Im Durchschnitt geben Unternehmen 24,3 Prozent ihres IT-Etats für Innovationen aus, 75,7 Prozent gehen in den IT-Betrieb. Doch 12,7 Prozent von der Investitionssumme, also die Hälfte, fließt allein in ERP-Projekte. „Da bekommt man plötzlich ein völlig neues Gefühl dafür, wo das Geld hinfließt und wie eingeengt die IT ist, überhaupt in Innovationen zu investieren“, stellt Walter fest.
Kein Hype weit und breit zu sehen
So verwundert es nicht, dass Hype-Themen wie SOA und selbst CRM im Maschinenbau kaum stattfinden. „Es lässt sich auch nicht sagen, dass heiß gehandelte Themen demnächst erst im Maschinenbau ankommen, denn die früheren Hype-Themen sind auch nicht eingetroffen“, sagt Walter. Ein weiteres interessantes Ergebnis war, dass eine Strategie mit viel Standardsoftware und starkem Outsourcing die IT-Kosten nicht zwingend drückt. „Unternehmen mit viel Eigenentwicklung weisen häufig sehr gute Zahlen auf und verschaffen sich damit auch noch Wettbewerbsvorteile“, resümiert Walter. Im Einzelfall kam bei dem Benchmark heraus, dass Unternehmen mit viel Standardsoftware ihr Geld vergeuden. Auch IT-Leiter Walter hat bei der Weinig AG nicht alles standardisiert: „Wir konnten anhand unserer Kennzahlen zeigen, dass es nicht unbedingt optimal ist, flächendeckend die Lösung des Marktführers einzusetzen. Das ist sehr spannend.“
Außerdem kam bei dem Benchmark heraus, dass hohe IT-Kosten nicht zwangsläufig schlecht sein müssen. Es stellte sich ein enger Zusammenhang zwischen IT und Wertschöpfung des Unternehmens heraus. „Je größer die Wertschöpfung, desto komplexer ist die IT, und desto höher liegen die Kosten“, sagt VDMAMann Schnittler. Das mag auf den ersten Blick banal klingen, aber fundiert belegen ließ sich diese Tatsache bisher nicht. So war denn auch ein weiteres Ergebnis des Benchmarks, dass die Maschinenbauer nun solide Kennzahlen haben: Von vielen Durchschnittskennzahlen konnten sie bisher nicht spontan behaupten, dass sie abgesichert sind.

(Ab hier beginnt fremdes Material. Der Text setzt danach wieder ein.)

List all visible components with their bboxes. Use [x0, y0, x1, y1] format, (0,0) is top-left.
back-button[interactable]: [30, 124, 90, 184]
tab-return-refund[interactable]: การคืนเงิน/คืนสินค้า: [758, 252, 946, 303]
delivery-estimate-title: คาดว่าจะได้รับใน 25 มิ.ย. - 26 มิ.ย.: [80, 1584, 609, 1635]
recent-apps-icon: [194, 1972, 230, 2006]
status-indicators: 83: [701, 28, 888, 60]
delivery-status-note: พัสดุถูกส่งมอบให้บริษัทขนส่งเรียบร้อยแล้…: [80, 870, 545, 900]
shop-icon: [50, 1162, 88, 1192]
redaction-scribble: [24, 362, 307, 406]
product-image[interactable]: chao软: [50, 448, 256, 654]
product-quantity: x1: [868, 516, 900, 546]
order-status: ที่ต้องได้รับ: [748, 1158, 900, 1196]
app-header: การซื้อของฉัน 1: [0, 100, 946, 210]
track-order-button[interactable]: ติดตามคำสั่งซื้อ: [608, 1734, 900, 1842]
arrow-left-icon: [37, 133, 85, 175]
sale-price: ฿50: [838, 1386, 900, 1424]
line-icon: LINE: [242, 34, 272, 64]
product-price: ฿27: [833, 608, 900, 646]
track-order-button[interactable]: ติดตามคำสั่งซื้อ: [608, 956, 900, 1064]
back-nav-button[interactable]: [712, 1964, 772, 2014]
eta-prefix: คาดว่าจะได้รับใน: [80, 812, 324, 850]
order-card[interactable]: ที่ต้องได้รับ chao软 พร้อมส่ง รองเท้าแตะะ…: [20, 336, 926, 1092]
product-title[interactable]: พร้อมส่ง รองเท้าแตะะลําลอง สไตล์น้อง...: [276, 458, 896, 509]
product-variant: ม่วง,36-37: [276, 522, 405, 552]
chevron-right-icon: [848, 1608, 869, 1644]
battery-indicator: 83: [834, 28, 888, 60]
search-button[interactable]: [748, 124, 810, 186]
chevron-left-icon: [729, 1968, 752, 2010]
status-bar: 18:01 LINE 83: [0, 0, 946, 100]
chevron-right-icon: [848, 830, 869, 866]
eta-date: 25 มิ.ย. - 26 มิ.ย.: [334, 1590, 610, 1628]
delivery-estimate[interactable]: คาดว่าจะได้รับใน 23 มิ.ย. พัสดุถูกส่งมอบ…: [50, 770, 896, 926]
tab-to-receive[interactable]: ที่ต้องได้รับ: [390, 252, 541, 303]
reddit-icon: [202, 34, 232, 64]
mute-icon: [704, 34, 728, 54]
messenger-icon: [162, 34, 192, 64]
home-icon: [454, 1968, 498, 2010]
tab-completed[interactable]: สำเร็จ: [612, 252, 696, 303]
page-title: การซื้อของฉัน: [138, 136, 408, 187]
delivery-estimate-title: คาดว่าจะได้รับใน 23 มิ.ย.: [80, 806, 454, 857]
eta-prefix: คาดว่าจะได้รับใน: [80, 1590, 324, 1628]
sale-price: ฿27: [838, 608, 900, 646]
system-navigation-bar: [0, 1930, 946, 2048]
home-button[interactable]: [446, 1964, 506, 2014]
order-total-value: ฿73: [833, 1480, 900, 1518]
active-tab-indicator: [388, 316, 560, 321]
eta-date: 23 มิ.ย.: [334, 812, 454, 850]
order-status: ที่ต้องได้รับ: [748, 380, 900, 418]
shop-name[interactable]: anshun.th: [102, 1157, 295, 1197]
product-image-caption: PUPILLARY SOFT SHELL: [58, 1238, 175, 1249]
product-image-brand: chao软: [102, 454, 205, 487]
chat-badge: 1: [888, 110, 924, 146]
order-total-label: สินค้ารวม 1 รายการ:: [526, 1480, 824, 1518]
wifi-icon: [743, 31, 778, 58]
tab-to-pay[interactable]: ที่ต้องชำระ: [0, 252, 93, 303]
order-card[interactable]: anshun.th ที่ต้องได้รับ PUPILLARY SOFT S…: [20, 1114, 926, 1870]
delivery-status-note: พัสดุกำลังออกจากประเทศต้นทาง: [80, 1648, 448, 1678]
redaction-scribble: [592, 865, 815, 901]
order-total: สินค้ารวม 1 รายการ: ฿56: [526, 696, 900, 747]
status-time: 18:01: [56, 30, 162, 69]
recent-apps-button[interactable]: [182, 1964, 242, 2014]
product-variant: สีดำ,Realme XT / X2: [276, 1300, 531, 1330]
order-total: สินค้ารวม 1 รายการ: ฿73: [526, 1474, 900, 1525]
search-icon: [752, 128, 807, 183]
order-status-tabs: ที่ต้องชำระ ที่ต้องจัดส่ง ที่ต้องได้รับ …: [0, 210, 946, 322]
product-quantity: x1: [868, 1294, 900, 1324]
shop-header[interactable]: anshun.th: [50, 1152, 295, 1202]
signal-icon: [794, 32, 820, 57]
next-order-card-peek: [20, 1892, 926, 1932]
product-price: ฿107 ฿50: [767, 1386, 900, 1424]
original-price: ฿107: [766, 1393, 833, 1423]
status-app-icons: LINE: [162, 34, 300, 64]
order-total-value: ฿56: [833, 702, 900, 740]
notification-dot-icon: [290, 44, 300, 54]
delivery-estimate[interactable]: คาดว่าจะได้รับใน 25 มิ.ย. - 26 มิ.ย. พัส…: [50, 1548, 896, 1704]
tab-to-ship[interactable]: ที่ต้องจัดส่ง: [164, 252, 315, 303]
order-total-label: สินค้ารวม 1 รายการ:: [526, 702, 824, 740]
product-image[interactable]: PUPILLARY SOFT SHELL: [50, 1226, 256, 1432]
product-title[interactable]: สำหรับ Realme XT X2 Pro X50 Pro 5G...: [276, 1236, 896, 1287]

Doch bei Kostenkennzahlen will der Arbeitskreis nicht stehen bleiben. So soll beim nächsten für 2007 geplanten Benchmark auch der Nutzen der IT für das Unternehmen betrachtet werden. „Im ersten Schritt des Benchmarks ist es uns noch nicht gelungen, alle Kosten mit einem Nutzen in Verbindung zu bringen“, sagt Walter. „In Zukunft wollen wir stärker die Nutzenpotenziale nachweisen.“ Eine schwierige Aufgabe, wie Walter zugibt. So diskutiert der Arbeitskreis noch darüber, wie er den Nutzen berechnen kann. Dazu müsste man beispielsweise IT-Ausgaben für PDM- und CRM-Systeme mit Umsätzen in den eingesetzten Bereichen verbinden. Oder aber man bringt die IT-Kosten pro Arbeitsplatz in Beziehung mit den Umsätzen einer Abteilung.
Benchmark für IT-Qualität
Außerdem will der Benchmark-Kreis bei der nächsten Studie versuchen, die Qualität der IT zu messen. Aber auch hier tüfteln die Arbeitskreis-Mitglieder noch daran, wie sie das bewerkstelligen können. „Wir diskutieren darüber, was wir als Qualität bezeichnen können: SLAs über Verfügbarkeit, Antwortzeiten und Leistung wären Schritte in die Richtung“, sagt Walter. Seine Ziele gehen noch darüber hinaus. Er wünscht sich, alle Fachbereiche seines Unternehmens einem Benchmark zu unterziehen. „Dann könnten wir die Kennzahlen zusammenführen, miteinander vergleichen, Nutzenpotenziale ermitteln und Verbesserungsmaßnahmen daraus ableiten.“
Dieses Ziel liegt noch in weiter Ferne. Doch mit dem ersten Benchmark besitzen die Maschinen- und Anlagenbauer nun eine solide Daten- und Diskussionsgrundlage, mit der sie gegenüber dem Management argumentieren können. „Ich habe es in meiner Zeit nicht erlebt, dass Zahlen so solide und fundiert waren“, bilanziert Walter.